For more information:
Laurie Arron, Director of Advocacy
Jessica Freedman, Chair, Trans Issues Committee
Gemma Hickey, President
Tami Starlight, Board Member
Gilles Marchildon, Executive Director
Background on Human Rights Protection for Trans People
One of the great myths of our culture is that at birth each infant can be identified as distinctly ‘male’ or ‘female’ (biological sex), has a corresponding ‘masculine’ or ‘feminine’ internal sense of identity (gender identity), and lives correspondingly as a ‘man’ or a ‘woman’ (gender expression).
According to the Ontario Human Rights Commission’s Policy on Harassment and Discrimination because of Gender Identity (March, 2000):
“There are, arguably, few groups in our society today who are as disadvantaged and disenfranchised as transgenderists and transsexuals. Fear and hatred of transgenderists and transsexuals combined with hostility toward their very existence are fundamental human rights issues.”
On October 31, 2002, the Northwest Territories became the first jurisdiction in Canada to explicitly add “gender identity” to its human rights legislation as a prohibited ground of discrimination.

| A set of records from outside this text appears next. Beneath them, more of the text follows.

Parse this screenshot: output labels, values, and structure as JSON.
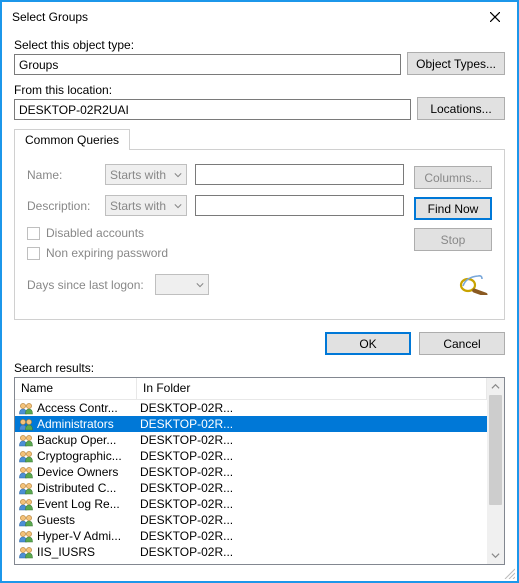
{
  "window": {
    "title": "Select Groups"
  },
  "object_type": {
    "label": "Select this object type:",
    "value": "Groups",
    "button": "Object Types..."
  },
  "location": {
    "label": "From this location:",
    "value": "DESKTOP-02R2UAI",
    "button": "Locations..."
  },
  "tab_label": "Common Queries",
  "queries": {
    "name_label": "Name:",
    "name_combo": "Starts with",
    "desc_label": "Description:",
    "desc_combo": "Starts with",
    "disabled_accounts": "Disabled accounts",
    "non_expiring": "Non expiring password",
    "days_label": "Days since last logon:"
  },
  "side": {
    "columns": "Columns...",
    "find_now": "Find Now",
    "stop": "Stop"
  },
  "ok": "OK",
  "cancel": "Cancel",
  "results_label": "Search results:",
  "columns": {
    "name": "Name",
    "folder": "In Folder"
  },
  "rows": [
    {
      "name": "Access Contr...",
      "folder": "DESKTOP-02R..."
    },
    {
      "name": "Administrators",
      "folder": "DESKTOP-02R..."
    },
    {
      "name": "Backup Oper...",
      "folder": "DESKTOP-02R..."
    },
    {
      "name": "Cryptographic...",
      "folder": "DESKTOP-02R..."
    },
    {
      "name": "Device Owners",
      "folder": "DESKTOP-02R..."
    },
    {
      "name": "Distributed C...",
      "folder": "DESKTOP-02R..."
    },
    {
      "name": "Event Log Re...",
      "folder": "DESKTOP-02R..."
    },
    {
      "name": "Guests",
      "folder": "DESKTOP-02R..."
    },
    {
      "name": "Hyper-V Admi...",
      "folder": "DESKTOP-02R..."
    },
    {
      "name": "IIS_IUSRS",
      "folder": "DESKTOP-02R..."
    }
  ],
  "selected_index": 1
}
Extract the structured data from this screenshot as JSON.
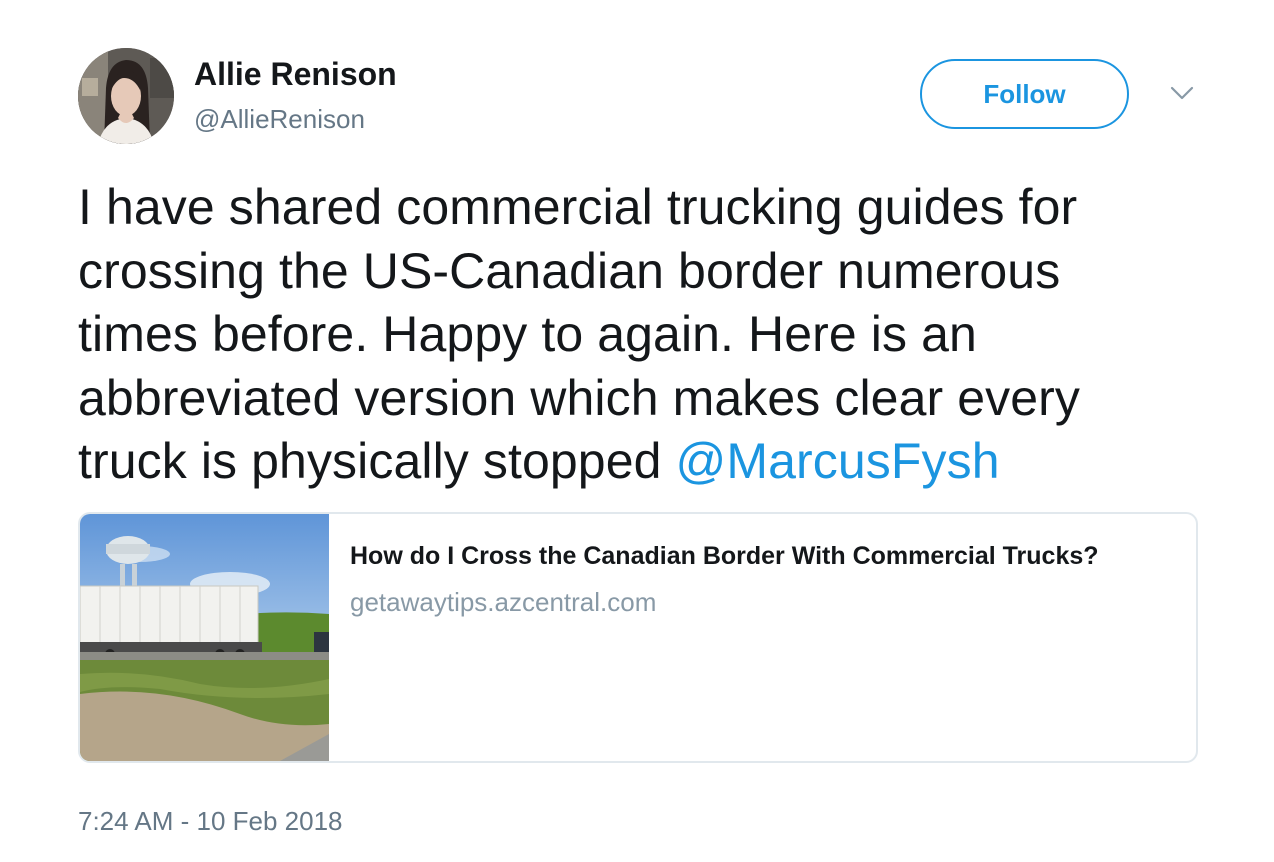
{
  "author": {
    "name": "Allie Renison",
    "handle": "@AllieRenison"
  },
  "follow_button": {
    "label": "Follow"
  },
  "tweet": {
    "text": "I have shared commercial trucking guides for\ncrossing the US-Canadian border numerous\ntimes before. Happy to again. Here is an\nabbreviated version which makes clear every\ntruck is physically stopped ",
    "mention": "@MarcusFysh",
    "timestamp": "7:24 AM - 10 Feb 2018"
  },
  "card": {
    "title": "How do I Cross the Canadian Border With Commercial Trucks?",
    "domain": "getawaytips.azcentral.com"
  },
  "colors": {
    "accent": "#1b95e0",
    "text": "#14171a",
    "secondary": "#657786",
    "border": "#e1e8ed"
  },
  "icons": {
    "caret": "chevron-down-icon"
  }
}
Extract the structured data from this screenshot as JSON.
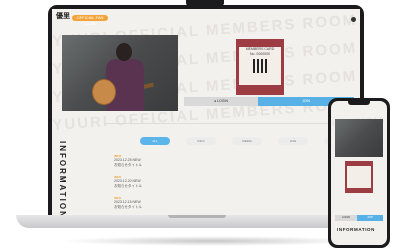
{
  "watermark_line": "YUURI OFFICIAL MEMBERS ROOM YUURI OFFICIAL MEMBERS ROOM",
  "header": {
    "logo_text": "優里",
    "badge_label": "OFFICIAL FAN CLUB"
  },
  "membership_card": {
    "line1": "MEMBERS CARD",
    "line2": "No. 0000000"
  },
  "tabs": {
    "login_label": "● LOGIN",
    "join_label": "JOIN"
  },
  "info_section": {
    "title": "INFORMATION",
    "filters": [
      "ALL",
      "INFO",
      "MEDIA",
      "LIVE",
      "GOODS"
    ],
    "news": [
      {
        "tag": "INFO",
        "date": "2023.12.25 NEW",
        "title": "お知らせタイトル"
      },
      {
        "tag": "INFO",
        "date": "2023.12.20 NEW",
        "title": "お知らせタイトル"
      },
      {
        "tag": "INFO",
        "date": "2023.12.15 NEW",
        "title": "お知らせタイトル"
      }
    ]
  },
  "phone": {
    "login_label": "LOGIN",
    "join_label": "JOIN",
    "info_title": "INFORMATION"
  },
  "colors": {
    "accent_orange": "#f2a43a",
    "accent_blue": "#58b1e6",
    "card_red": "#9d3d43",
    "device_body": "#1b1b1d"
  }
}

The Canadian Human Rights Act
The Canadian Human Rights Act protects against discrimination and harassment in employment, housing and services. Currently prohibited grounds of discrimination are race, national or ethnic origin, colour, religion, age, sex, sexual orientation, marital status, family status, disability and conviction for which a pardon has been granted.
Human rights tribunals have provided protection to trans people on the grounds of sex and disability. However, this protection is invisible and unclear.
Following a year-long national consultation process, a Canadian Human Rights Act Review Panel unanimously recommended in 2000 that the Canadian Human Rights Act be amended to explicitly protect trans-identified people from discrimination.